Small-scale arts projects getting no funding, neglected by province: artists
Posted September 7, 2022 11:46 am.
Last Updated September 7, 2022 11:07 pm.
A Quebec filmmaker says she has no choice but to shut down the film festival she’s been putting on for six years due to a lack of support and government subsidies.
Filmmaker Magenta Baribeau says this year’s Montreal Feminist Film Festival will be the last.
Baribeau is one of many artists who say small-scale arts and culture projects are being neglected.
“I’m really afraid that if we all leave the scene due to lack of funding, then only the major players are going to stay,” said Baribeau.
“I anticipated that it was going to be a little hard to get funding in the first few years. But then the pandemic hit and then it became extremely difficult to get funding. And then after six years of wonderful editions, the first before COVID, all of our screenings were sold out. We had to turn people away at the door. It was very popular. Everyone was really into it.

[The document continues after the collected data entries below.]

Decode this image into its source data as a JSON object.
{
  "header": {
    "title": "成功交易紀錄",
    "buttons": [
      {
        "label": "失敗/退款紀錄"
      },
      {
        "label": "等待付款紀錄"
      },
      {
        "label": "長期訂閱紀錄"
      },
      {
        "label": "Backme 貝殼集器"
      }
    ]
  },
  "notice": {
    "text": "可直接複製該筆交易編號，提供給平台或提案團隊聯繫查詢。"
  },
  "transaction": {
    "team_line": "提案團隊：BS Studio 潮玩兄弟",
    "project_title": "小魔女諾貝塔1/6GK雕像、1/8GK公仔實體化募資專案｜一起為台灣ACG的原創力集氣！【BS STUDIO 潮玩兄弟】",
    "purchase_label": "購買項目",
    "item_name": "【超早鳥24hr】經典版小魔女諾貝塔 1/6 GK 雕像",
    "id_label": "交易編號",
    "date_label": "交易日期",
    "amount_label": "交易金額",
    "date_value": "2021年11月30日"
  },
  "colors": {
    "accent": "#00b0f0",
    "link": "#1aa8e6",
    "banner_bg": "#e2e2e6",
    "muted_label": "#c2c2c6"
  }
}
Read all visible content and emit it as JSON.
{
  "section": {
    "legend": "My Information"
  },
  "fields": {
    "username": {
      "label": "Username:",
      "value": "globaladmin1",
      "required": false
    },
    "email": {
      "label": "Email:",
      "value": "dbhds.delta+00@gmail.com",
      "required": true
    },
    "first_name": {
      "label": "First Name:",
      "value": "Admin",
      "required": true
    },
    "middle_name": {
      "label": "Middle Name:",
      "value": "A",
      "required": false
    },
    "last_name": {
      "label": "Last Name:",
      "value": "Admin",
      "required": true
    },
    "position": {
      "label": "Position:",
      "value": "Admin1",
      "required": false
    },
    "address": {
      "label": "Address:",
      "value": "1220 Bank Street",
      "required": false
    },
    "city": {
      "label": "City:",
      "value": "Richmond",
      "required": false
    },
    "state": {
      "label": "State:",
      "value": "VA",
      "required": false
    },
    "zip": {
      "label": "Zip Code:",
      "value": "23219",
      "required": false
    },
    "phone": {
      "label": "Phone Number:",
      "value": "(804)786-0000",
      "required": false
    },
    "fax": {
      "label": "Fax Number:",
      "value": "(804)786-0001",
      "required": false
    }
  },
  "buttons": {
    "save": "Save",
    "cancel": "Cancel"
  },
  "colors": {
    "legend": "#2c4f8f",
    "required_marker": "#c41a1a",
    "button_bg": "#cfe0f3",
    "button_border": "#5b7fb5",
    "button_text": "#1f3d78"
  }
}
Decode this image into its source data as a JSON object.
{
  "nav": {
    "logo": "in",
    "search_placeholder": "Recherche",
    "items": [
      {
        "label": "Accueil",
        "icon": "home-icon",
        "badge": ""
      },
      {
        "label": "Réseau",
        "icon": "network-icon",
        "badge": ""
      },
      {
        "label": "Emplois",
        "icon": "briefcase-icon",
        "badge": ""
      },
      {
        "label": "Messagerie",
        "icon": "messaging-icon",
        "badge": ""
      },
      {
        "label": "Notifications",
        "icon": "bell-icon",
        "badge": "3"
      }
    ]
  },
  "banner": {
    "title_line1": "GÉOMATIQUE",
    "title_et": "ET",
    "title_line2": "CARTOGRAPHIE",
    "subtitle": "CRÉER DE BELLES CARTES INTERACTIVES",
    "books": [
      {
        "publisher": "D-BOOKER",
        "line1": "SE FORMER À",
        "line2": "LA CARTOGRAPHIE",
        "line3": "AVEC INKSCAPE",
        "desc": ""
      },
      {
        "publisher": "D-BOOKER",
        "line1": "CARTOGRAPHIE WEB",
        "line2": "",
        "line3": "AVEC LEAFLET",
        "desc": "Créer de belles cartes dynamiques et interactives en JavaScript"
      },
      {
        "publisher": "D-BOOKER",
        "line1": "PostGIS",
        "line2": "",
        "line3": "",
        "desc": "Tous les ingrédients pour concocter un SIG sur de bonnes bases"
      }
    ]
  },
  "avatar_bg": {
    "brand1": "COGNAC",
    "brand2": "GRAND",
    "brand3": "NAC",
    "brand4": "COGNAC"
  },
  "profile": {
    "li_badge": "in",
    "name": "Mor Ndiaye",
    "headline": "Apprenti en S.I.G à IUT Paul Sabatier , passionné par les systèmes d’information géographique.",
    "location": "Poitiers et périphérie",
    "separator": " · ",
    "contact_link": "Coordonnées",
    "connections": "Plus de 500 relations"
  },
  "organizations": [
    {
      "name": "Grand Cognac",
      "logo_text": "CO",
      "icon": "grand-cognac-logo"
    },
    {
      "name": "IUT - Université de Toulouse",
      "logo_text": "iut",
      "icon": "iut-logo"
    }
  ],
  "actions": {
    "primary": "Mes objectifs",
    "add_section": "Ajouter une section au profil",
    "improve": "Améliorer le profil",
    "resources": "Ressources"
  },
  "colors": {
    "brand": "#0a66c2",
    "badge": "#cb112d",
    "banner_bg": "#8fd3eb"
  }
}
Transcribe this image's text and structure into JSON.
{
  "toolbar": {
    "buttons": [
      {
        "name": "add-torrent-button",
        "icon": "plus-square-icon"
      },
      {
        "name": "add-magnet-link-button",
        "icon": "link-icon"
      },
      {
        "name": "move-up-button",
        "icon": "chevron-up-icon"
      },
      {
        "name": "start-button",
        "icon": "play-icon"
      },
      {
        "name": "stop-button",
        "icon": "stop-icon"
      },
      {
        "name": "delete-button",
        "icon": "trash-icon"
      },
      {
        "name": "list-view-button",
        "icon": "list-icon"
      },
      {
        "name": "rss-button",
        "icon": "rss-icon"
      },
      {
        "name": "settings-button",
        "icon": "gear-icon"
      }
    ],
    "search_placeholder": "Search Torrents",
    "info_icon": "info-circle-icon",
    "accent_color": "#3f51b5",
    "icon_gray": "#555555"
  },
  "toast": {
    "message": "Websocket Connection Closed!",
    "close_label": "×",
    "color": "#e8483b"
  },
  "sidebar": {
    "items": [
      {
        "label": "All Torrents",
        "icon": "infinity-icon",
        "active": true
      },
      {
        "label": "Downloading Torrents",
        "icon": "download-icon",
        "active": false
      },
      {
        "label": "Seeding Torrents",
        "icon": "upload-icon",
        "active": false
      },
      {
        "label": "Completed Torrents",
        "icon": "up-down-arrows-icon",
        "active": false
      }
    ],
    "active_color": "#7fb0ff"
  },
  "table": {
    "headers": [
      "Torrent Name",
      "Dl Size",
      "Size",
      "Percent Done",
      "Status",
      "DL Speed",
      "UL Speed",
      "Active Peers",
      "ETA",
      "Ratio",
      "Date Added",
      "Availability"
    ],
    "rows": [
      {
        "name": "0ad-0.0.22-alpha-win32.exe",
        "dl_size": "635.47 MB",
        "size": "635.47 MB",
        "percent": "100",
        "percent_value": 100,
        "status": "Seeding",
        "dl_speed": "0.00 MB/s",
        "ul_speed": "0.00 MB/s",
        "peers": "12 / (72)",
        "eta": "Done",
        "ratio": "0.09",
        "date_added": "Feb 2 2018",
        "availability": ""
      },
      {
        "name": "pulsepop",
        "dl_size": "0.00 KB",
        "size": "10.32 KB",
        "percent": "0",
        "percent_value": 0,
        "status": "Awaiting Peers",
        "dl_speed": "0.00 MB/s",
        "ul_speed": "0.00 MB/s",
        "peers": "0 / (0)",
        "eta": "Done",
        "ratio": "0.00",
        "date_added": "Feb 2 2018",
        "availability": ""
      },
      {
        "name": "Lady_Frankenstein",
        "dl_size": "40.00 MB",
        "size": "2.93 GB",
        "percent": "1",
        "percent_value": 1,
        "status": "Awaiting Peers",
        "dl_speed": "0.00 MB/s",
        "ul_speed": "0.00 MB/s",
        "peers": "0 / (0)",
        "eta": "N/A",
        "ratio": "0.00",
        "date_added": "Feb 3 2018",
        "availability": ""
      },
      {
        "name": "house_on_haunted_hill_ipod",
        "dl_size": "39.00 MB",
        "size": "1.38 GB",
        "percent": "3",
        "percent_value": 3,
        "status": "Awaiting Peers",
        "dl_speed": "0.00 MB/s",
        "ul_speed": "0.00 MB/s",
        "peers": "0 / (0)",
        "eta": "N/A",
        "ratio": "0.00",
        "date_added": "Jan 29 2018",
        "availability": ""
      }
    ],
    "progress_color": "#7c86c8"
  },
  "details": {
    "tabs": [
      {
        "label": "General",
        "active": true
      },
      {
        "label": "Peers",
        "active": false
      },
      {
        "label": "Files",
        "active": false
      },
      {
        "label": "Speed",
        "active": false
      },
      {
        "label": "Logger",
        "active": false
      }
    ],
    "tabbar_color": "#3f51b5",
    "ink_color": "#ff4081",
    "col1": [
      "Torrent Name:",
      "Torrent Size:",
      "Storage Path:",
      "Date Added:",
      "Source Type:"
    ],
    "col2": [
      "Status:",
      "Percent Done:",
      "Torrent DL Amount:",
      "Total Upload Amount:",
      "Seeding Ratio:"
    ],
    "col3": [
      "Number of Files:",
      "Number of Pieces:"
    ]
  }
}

“And then now everything is so expensive that we just simply cannot continue without any funding”
Magenta says they compete with major festivals.
“For a lot of the funding, we need to either show at least five feature films, be over at least five days and things like that, that a small festival simply cannot do without funding because we kind of need funding to be able to do that,” she said.
“And so it’s like a vicious circle.”
Seema Arora has been working in the film industry for the last 15 years and feels she can’t get funding because she’s an English-speaking artist.
“Nobody is giving the voice to the multilingual artists and the Anglophone artists,” said Arora, the casting director, producer and director at Zensa Media International. “The industry is set up in a way in Quebec on how to starve the Anglophone and the multilingual artists.
“You’re applying for an English grant and it’s all in French. You know, and there’s nobody there to help you translate all that for hours and put all that package together with a budget and all the details of your project. It’s unreasonable.”
A lack of funding often means workers must volunteer or accept to be underpaid.
“Everyone that works in the sector has either cut their losses and completely left the sector to work in something else, or they have to have like three roommates and they’re 45 years old,” said Baribeau.
“We really need, not just investment in culture because that’s so broad, but we need to pay special attention to smaller initiatives and to have some funding just for that.”
Arora says it’s time for a change.
“We have to stop just saying it’s not right,” she said. “I want to see some concrete actions. We are in an election time in Quebec.
“We have to have more support for arts, and we have to oblige people in leadership roles to do their job and to represent not only the francophone artist that’s sitting at the table.”
The last edition of the Montreal Feminist Film Festival is on now until Sept. 11.